Damages for loss of employability and evidence of a real risk
Evans v Tarmac Central Ltd [2005] EWCA Civ 1820


Since the 1990s, the Court of Appeal has grappled to make sense of its bipolar approach to valuing damages for disadvantage on the labour market. Some of its judges adopt the imprecise approach of Lord Justice Taylor in Forey v London Buses [1990] 1 PIQR 48 of 'taking a stab at what is the appropriate figure', while others attempt to create an element of certainty through a multiplicand/multiplier method.


Practitioners are left to find a route through the judicial darkness by what at times can seem to be a futile exercise of collating evidence, only for it then to be metaphorically thrown into the air to see where it lands.

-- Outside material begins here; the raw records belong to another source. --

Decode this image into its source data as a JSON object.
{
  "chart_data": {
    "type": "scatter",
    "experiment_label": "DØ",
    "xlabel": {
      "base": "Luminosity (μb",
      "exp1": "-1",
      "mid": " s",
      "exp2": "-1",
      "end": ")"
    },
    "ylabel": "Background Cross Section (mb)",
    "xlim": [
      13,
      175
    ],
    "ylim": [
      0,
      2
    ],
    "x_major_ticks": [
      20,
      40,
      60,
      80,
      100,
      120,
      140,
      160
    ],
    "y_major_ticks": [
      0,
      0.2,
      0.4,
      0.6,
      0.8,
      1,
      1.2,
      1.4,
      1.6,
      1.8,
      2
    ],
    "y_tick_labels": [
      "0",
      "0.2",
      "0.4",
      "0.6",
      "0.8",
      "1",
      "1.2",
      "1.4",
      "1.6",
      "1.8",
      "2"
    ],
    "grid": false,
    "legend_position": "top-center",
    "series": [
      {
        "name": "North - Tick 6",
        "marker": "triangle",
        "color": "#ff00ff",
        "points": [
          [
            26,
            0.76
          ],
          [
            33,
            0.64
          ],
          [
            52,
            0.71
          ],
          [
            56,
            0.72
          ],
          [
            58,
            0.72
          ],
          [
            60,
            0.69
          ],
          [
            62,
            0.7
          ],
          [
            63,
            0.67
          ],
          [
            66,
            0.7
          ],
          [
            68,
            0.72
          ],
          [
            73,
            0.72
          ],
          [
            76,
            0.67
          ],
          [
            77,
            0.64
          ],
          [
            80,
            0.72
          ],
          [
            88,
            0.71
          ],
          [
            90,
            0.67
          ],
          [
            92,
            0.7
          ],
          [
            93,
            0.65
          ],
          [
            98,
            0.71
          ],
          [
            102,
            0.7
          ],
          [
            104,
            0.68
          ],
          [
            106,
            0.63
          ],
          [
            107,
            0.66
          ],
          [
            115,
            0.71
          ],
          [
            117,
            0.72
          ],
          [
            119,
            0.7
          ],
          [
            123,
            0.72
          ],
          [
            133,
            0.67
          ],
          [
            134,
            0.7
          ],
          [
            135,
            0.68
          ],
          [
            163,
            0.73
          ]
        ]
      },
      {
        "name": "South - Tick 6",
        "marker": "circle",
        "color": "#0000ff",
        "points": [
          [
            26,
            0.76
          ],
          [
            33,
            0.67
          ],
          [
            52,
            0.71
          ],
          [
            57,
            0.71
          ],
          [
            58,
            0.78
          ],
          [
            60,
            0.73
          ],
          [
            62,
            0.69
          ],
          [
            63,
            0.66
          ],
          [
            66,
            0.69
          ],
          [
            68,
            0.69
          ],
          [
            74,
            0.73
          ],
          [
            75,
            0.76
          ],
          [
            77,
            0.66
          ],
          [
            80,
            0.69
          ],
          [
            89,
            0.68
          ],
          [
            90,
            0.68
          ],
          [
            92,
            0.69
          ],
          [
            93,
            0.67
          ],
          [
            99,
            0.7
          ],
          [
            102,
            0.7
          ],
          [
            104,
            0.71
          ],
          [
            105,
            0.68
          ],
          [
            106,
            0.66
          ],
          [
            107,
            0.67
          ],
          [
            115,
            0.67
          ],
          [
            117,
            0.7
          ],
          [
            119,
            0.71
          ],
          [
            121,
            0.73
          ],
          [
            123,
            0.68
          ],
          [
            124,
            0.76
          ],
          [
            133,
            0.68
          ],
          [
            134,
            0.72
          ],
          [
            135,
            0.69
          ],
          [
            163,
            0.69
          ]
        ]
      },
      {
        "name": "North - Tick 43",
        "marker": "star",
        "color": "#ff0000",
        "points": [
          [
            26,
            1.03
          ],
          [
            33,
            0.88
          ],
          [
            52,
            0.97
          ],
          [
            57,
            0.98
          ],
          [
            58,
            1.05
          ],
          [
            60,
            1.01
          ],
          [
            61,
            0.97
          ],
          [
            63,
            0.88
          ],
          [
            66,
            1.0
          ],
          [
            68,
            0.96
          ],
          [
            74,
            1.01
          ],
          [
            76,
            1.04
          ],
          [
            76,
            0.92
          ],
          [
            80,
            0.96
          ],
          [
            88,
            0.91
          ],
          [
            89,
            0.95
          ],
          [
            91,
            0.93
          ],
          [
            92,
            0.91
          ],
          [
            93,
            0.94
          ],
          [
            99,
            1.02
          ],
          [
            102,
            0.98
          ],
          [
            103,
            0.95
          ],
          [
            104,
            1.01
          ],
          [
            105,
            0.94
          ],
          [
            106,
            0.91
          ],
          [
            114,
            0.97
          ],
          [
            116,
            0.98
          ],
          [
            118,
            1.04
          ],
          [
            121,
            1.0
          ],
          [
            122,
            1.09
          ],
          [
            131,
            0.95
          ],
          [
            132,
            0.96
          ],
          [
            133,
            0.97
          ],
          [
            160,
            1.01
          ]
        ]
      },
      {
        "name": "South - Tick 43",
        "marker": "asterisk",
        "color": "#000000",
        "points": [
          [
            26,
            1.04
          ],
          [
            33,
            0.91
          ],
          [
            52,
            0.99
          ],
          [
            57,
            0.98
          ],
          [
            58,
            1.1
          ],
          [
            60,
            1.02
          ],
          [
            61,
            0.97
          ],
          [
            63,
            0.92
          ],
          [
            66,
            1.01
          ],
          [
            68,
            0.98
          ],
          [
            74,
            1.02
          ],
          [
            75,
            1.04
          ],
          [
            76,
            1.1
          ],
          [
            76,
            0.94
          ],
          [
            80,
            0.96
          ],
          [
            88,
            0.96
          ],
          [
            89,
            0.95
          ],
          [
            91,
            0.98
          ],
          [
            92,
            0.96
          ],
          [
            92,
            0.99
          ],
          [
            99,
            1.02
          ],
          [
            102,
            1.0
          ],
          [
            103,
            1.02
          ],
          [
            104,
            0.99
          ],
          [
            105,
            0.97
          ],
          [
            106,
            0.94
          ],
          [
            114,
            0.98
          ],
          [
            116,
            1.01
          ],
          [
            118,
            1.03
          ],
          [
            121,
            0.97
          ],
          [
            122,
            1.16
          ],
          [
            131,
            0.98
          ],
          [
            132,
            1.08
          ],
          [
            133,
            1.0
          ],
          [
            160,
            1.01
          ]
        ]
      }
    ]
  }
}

However, the need to construct a picture of risk is essential. In the instant case, the apparent lack of evidence resulted in the significant reduction by the appeal court of the trial judge's award from £30,000 to £10,000.


The claimant's statement contained nothing about the potential disadvantage on the labour market. This is a common failing on the part of claimant lawyers in employers' liability cases from, understandably, concentrating time at the initial interview in getting to grips with liability issues. Evidence in respect of some of the heads of damages such as Smith v Manchester (1974) 17 KLR 1 CA can, at that stage, be understated. However, a supplementary statement is necessary, for as Lord Justice Laws stated: 'The absence of any particular reason to suppose that the respondent might be thrown on to the market means in my judgment that the award of £30,000 is much too high. The judge was estimating the prospects of a contingency arising as to which there was no specific evidence.'


In the instant case, the judges asked the questions formulated by Lord Justice Browne in Moeliker v A Reyrolle & Co Ltd [1977] 1 WRL 132 and found that there was a real risk, in the remaining 21 years of the claimant's working life, that he may find himself on the labour market. In the absence of evidence to assist in assessing that risk, the court awarded a sum of £10,000. As to how this figure was calculated, it is impossible to glean. The claimant earned £17,750 net per annum; £10,000 is a little under 55% of his net annual pay. An arbitrary figure? It appears so.


Despite previous authority to the contrary (Lord Justice O'Connor in Watson v Mitchem Cardboard Ltd [1981] CA 98) the case demonstrates the need for some evidence that the claimant is at risk of finding himself on the open labour market in trying to quantify this head of damage.